I started changing the tunings as soon as I started playing the guitar. No regrets. But they are something of a trap. The best lesson was how to play a standard tuning as if it were an open tuning, say E minor - how to get that sound.
A number of Fahey's alternate tunings were informed by Indian Classical traditions, as well--and, I believe, also Robbie Basho. Fahey is one of the few who can induce synaesthesia in those not normally prone to such perceptual modes--for me, it's almost too much so at times: I often experience various degrees of such both while seizing (epileptically, that is) and interictally, and Fahey can push me over the edge (or through the looking glass).
Are you familiar with his original Christmas tunes? Ordinarily, I'm not a big fan of Christmas music, but one of Fahey's pieces is so extraordinary. I can't recall the specific title, though IIRC it does not betray the experienced content, but it's like he (or I) is (am) circling a Christmas tree, zooming in on all the twinkling ornaments and flashing lights, and all the while there's an electric train (Lionel O or O27 scale, of course) circling at the base and various wind-up toys doing their thing. Wow.
Back to the Indian inspired stuff: it's too bad Fahey never played a double neck, with the strings of the twelve-string neck vibrating sympathetically with the fundamentals. Or perhaps he could have sat atop a Concert Grand whilst playing and conjured something similar.
During his last few years he was living in cheap hotels and shelters in and around Portland, Oregon, and would often have to borrow guitars for a gig. He once borrowed one from a friend, Rick Bishop--formerly of Sun City Girls and presently doing solo work a Sir Richard Bishop--for a show at the Tractor Tavern in Seattle. If you're a fan of Fahey's Indian period, you should definitely check out some of Bishop's stuff.
Edit: I am not a guitarist, incidentally, rather mostly an organist and, nowadays, more of a harmoniumist--I play a folding Indian harmonium with a rigged foot pedal setup to free both hands. One critic favorably likened me to a "backwoods Terry Riley." Yeah.
Most of Fahey's Christmas song arrangements - as with the Episcopalian hymn tunes closing most of his albums - are not ornamented or elaborated. He interest in Christianity was not casual.
But his (whoops, first) album of Christmas tunes had this - what you are thinking of?

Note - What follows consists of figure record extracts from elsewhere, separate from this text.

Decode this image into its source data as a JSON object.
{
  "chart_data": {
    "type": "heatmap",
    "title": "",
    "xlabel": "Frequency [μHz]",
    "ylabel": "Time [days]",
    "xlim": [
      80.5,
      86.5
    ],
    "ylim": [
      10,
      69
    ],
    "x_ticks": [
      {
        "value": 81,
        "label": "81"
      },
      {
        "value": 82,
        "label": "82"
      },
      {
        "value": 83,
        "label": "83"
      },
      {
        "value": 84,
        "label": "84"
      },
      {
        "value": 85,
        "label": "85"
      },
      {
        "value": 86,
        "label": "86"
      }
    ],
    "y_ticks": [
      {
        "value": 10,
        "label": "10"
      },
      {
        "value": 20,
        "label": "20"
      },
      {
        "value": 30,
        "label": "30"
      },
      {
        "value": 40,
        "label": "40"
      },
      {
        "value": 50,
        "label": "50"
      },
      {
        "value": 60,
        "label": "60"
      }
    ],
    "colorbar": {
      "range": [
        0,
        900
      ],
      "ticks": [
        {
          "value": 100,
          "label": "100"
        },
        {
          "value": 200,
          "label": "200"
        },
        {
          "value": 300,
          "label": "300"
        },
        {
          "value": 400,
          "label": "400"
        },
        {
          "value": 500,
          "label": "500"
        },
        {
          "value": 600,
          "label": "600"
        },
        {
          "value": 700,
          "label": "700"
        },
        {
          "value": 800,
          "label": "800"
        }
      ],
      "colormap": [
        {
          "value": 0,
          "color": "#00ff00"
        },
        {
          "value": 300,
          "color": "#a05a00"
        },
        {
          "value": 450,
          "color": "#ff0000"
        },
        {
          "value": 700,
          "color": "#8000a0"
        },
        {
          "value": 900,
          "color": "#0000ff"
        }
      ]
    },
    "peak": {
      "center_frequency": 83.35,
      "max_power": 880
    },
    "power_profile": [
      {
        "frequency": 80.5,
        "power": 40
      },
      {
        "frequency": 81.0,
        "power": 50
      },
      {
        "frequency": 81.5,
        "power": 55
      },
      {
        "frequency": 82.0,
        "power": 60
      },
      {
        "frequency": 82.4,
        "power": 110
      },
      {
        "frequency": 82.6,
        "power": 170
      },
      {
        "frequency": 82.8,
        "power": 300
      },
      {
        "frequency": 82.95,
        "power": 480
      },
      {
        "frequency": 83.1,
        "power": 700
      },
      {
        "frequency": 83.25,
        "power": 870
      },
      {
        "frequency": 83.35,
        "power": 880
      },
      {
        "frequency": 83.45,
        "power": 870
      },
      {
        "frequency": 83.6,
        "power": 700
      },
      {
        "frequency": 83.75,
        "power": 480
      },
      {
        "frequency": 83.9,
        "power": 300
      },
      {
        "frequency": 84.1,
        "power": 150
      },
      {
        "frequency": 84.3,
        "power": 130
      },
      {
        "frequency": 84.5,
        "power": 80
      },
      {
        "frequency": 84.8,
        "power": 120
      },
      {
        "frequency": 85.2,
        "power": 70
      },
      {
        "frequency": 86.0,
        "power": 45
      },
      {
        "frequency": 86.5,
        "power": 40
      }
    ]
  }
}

And his second had a long pair of similarly motivated that are pretty elaborate: https://en.wikipedia.org/wiki/Christmas_with_John_Fahey_Vol._II
I can't find them for sure on the net - but I think they are more likely your memory - the CD released in 2000 has both albums complete.
Maybe: is part one, and this might be the whole thing, in there somewhere:
Edit in: check around 55:20 in that one - best guess.
I will have to go through those later. Unfortunately, i do not have the album--I heard at my ex-girlfriend's parents' home a few years back. I would guess that it's a track from the second album (1975), as stylistically it's more in the vein of material from, say, Fare Forward Voyagers than Voice of the Turtle. It was also a long track, as I recall, so it's likely the "Christmas Fantasy," but I shall check later.
It's funny, with regards to memory, I tend to diminish--or un-embelish--typically. With this Fahey piece (and certain other pieces), I seem to be doing the opposite: as I'm imagining it, it would almost certainly have to be multi-tracked, but Fahey did not do much of that with his earlier music and it's most likely that he did not with this piece either.